Подняв брови, Джейми взял графин со стола и передал его деду. Тот снял крышку и принялся пить прямо из горла, не утруждая себя заботами о стакане.
— Ты думаешь, што ты не Фрэзер? — сказал он, опустив графин и тяжело отдуваясь. — Ха! — Все еще задыхаясь, старик откинулся назад, живот его тяжело вздымался и опадал. Он уставил палец на Джейми и сказал: — В тот шамый день, когда твой отец навшегда покинул Биафоршкий замок, он штоял на том ше месте, где и ты, и говорил те ше шамые шлова. — Постепенно старик успокаивался. Он кашлянул еще несколько раз и снова вытер лицо. — Ты жнал, што я пытался помешать женитьбе твоих родителей и шкажал, што ребенок, которого ждала Элен Макензи, не был ребенком Брайена?

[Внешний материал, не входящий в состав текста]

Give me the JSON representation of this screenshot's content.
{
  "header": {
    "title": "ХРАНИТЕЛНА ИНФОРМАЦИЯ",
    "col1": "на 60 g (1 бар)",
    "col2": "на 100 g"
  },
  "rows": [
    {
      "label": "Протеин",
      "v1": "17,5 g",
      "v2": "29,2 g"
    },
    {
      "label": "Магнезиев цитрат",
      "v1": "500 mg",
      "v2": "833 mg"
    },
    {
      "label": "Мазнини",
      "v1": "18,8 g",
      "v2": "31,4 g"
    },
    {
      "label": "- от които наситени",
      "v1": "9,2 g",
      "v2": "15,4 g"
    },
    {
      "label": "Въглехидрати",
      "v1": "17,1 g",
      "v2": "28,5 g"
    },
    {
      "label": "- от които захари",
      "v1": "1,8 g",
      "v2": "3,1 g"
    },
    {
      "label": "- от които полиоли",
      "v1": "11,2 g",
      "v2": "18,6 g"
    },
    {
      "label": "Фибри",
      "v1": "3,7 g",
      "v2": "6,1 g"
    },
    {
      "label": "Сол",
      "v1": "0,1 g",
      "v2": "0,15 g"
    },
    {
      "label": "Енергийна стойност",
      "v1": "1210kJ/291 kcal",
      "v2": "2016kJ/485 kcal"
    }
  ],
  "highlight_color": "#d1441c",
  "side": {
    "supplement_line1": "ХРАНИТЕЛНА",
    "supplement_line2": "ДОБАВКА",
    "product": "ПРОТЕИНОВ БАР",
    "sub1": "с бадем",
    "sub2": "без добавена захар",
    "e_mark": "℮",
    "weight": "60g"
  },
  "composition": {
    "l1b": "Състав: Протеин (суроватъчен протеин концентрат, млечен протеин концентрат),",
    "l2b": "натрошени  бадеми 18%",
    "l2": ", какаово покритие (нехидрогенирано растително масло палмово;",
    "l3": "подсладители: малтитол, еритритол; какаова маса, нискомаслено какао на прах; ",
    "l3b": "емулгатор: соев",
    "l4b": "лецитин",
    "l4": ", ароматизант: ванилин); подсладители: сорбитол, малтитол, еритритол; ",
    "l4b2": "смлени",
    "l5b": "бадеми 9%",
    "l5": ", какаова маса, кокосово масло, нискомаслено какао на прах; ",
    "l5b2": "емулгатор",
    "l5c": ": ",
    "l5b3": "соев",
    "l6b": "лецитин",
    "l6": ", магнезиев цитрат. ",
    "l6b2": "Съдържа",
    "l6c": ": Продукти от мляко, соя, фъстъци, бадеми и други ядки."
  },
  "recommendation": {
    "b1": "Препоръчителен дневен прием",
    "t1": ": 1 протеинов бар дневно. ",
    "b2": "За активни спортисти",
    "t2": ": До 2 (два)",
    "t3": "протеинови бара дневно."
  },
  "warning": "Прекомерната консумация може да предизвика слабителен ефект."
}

— Да, знал, — отвечал Джейми, снова опершись о стол и глядя на деда сузившимися глазами.
Лорд Ловат фыркнул.
— Не могу шкажать, што между мной и шиновьями вшегда было вжаимопонимание, но я жнаю швоих шиновей. И внуков тоже, — добавил он многозначительно. — И, шерт меня побери, но я уверен, они, как и я, не могут быть рогоносцами.
Джейми не пошевелился, а я не могла заставить себя смотреть на старика и уставилась на его вынутые зубы — покрытое пятнами изделие из бука, влажно блестевшее среди крошек пирожного. К счастью, лорд Ловат не заметил моего брезгливого взгляда.
Он продолжал, уже серьезно:
— Жначит, Дугал Макензи из Леоха прижнал Карла? Ты нажвал его своим военачальником? Ты пришягал ему?